Tools

This page provides an overview of the supplementary tools distributed with DFAnalyzer.

dfanalyzer-recorder2parquet

The dfanalyzer-recorder2parquet tool is a command-line utility designed to convert I/O trace files generated by the Recorder tracing tool into the Apache Parquet format. This conversion is beneficial for efficient storage and subsequent analysis, as Parquet is a columnar storage format optimized for analytical workloads.

Functionality

  • Input: Takes raw trace files generated by the Recorder tool. These files typically contain detailed records of I/O operations performed by an application.

  • Processing: - Parses individual trace records, extracting information such as function

    calls (e.g., open, read, write, POSIX I/O, MPI I/O calls), timestamps, file identifiers, process/rank information, and data transfer sizes.

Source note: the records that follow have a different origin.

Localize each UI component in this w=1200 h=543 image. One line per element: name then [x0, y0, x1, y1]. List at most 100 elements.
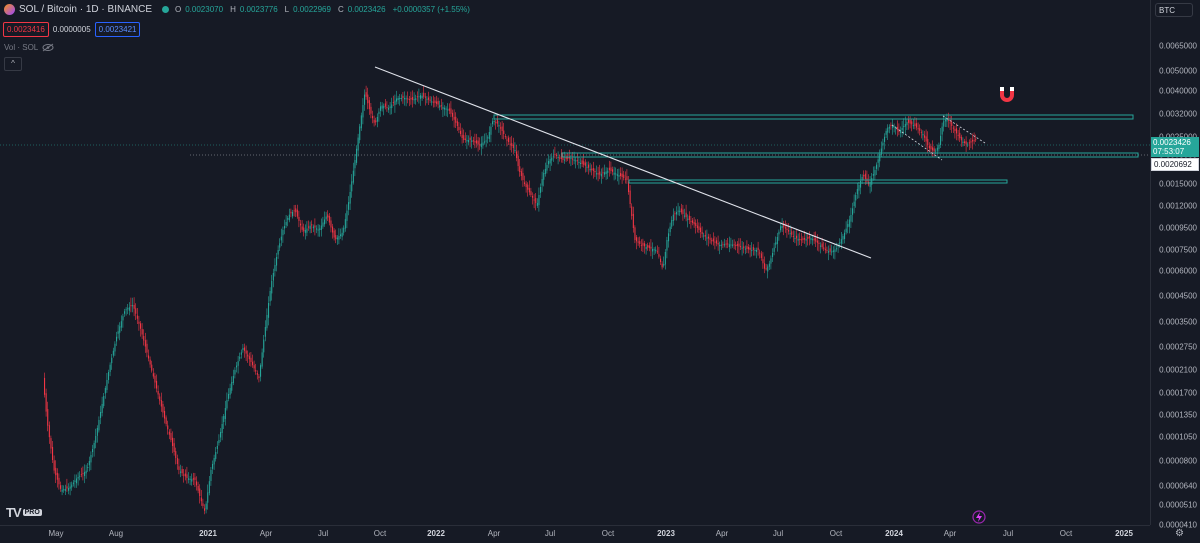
candle-body	[208, 481, 210, 494]
candle-body	[901, 128, 903, 131]
candle-body	[287, 218, 289, 220]
candle-body	[634, 227, 636, 240]
price-axis[interactable]: 0.0065000 0.0050000 0.0040000 0.0032000 0.00…	[1150, 0, 1200, 530]
candle-body	[805, 239, 807, 241]
time-tick-label: 2023	[657, 529, 675, 538]
candle-body	[789, 233, 791, 235]
candle-body	[213, 458, 215, 465]
candle-body	[52, 446, 54, 460]
sell-button[interactable]: 0.0023416	[3, 22, 49, 37]
candle-body	[967, 144, 969, 146]
candle-body	[149, 359, 151, 365]
time-tick-label: 2025	[1115, 529, 1133, 538]
candle-body	[229, 388, 231, 395]
candle-body	[948, 119, 950, 121]
candle-body	[672, 214, 674, 222]
candle-body	[412, 97, 414, 100]
price-chart[interactable]	[0, 0, 1150, 525]
candle-body	[183, 474, 185, 476]
candle-body	[912, 125, 914, 127]
candle-body	[602, 172, 604, 174]
gear-icon[interactable]: ⚙	[1175, 528, 1184, 539]
candle-body	[852, 208, 854, 215]
candle-body	[663, 264, 665, 266]
volume-label[interactable]: Vol · SOL	[4, 43, 39, 52]
candle-body	[248, 356, 250, 360]
candle-body	[53, 460, 55, 471]
candle-body	[853, 201, 855, 207]
candle-body	[128, 307, 130, 311]
candle-body	[788, 230, 790, 232]
candle-body	[416, 96, 418, 98]
candle-body	[904, 124, 906, 127]
candle-body	[608, 167, 610, 171]
candle-body	[740, 246, 742, 248]
candle-body	[351, 181, 353, 192]
collapse-legend-button[interactable]: ^	[4, 57, 22, 71]
candle-body	[448, 108, 450, 111]
candle-body	[716, 240, 718, 244]
candle-body	[644, 243, 646, 247]
candle-body	[138, 321, 140, 324]
candle-body	[405, 98, 407, 100]
candle-body	[943, 121, 945, 127]
candle-body	[615, 173, 617, 175]
candle-body	[623, 174, 625, 178]
logo-mark: TV	[6, 505, 22, 520]
candle-body	[575, 160, 577, 162]
candle-body	[210, 470, 212, 481]
candle-body	[396, 98, 398, 102]
candle-body	[112, 350, 114, 356]
candle-body	[253, 365, 255, 369]
time-axis[interactable]: May Aug 2021 Apr Jul Oct 2022 Apr Jul Oct 2023 Apr J…	[0, 525, 1150, 543]
time-tick-label: Jul	[544, 529, 556, 538]
price-tick-label: 0.0012000	[1159, 201, 1197, 211]
candle-body	[92, 449, 94, 453]
candle-body	[456, 121, 458, 126]
candle-body	[776, 237, 778, 245]
lightning-icon[interactable]	[972, 510, 986, 524]
candle-body	[690, 221, 692, 223]
currency-selector[interactable]: BTC	[1155, 3, 1193, 17]
magnet-icon[interactable]	[996, 84, 1018, 106]
candle-body	[752, 247, 754, 250]
candle-body	[189, 478, 191, 480]
candle-body	[911, 121, 913, 125]
candle-body	[111, 357, 113, 364]
time-tick-label: Apr	[943, 529, 957, 538]
candle-body	[864, 173, 866, 179]
candle-body	[250, 357, 252, 362]
candle-body	[476, 140, 478, 144]
candle-body	[525, 183, 527, 187]
bar-countdown: 07:53:07	[1153, 147, 1185, 156]
candle-body	[453, 116, 455, 120]
candle-body	[338, 236, 340, 240]
candle-body	[372, 116, 374, 119]
candle-body	[357, 137, 359, 151]
candle-body	[951, 122, 953, 126]
candle-body	[500, 127, 502, 129]
eye-off-icon[interactable]	[42, 43, 54, 52]
candle-body	[348, 202, 350, 210]
tradingview-logo[interactable]: TV PRO	[6, 505, 42, 520]
chart-area[interactable]	[0, 0, 1150, 525]
candle-body	[122, 316, 124, 321]
candle-body	[589, 168, 591, 171]
candle-body	[368, 100, 370, 110]
symbol-title[interactable]: SOL / Bitcoin · 1D · BINANCE	[19, 4, 152, 15]
candle-body	[549, 159, 551, 164]
candle-body	[292, 212, 294, 217]
candle-body	[682, 209, 684, 214]
candle-body	[637, 241, 639, 243]
candle-body	[82, 473, 84, 475]
candle-body	[522, 173, 524, 180]
candle-body	[436, 101, 438, 104]
candle-body	[780, 226, 782, 231]
candle-body	[330, 220, 332, 228]
candle-body	[607, 170, 609, 173]
buy-button[interactable]: 0.0023421	[94, 22, 141, 37]
open-key: O	[175, 5, 182, 14]
candle-body	[236, 365, 238, 368]
candle-body	[461, 134, 463, 138]
candle-body	[765, 268, 767, 270]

    • Categorizes I/O operations (e.g., read, write, metadata).

    • Extracts metadata from the input trace file paths, such as hostname, application name, and process ID.

  • Output: Generates Parquet files containing the structured I/O trace data. The schema of the Parquet files includes the following fields:

    Field Name

    Data Type

    Description

    index

    Int64

    Record index

    level

    Int32

    Call stack level (if available)

    tstart

    Float32

    Start timestamp

    tmid

    Int64

    Timestamp midpoint

    tend

    Float32

    End timestamp

    duration

    Float32

    Duration of the operation

    hostname

    UTF8 String

    Hostname where the operation occurred

    app

    UTF8 String

    Application name

    rank

    Int32

    MPI rank

    proc_name

    UTF8 String

    Process name

    proc_id

    Int64

    Unique process identifier

    thread_id

    Int32

    Thread identifier

    cat

    Int32

    Operation category

    io_cat

    Int32

    I/O category (Read, Write, Metadata)

    func_id

    UTF8 String

    Function name/identifier

    acc_pat

    Int32

    Access pattern (e.g., sequential, random)

    file_id

    Int64

    Unique file identifier

    file_name

    UTF8 String

    Name of the file involved in the operation

    size

    Int64

    Size of the I/O operation (bytes)

    bandwidth

    Float32

    Calculated bandwidth for the operation

Usage

The dfanalyzer-recorder2parquet tool is typically built as part of the DFAnalyzer project, specifically within the recorder subproject. Its direct usage involves invoking the compiled executable with the path to the Recorder trace files.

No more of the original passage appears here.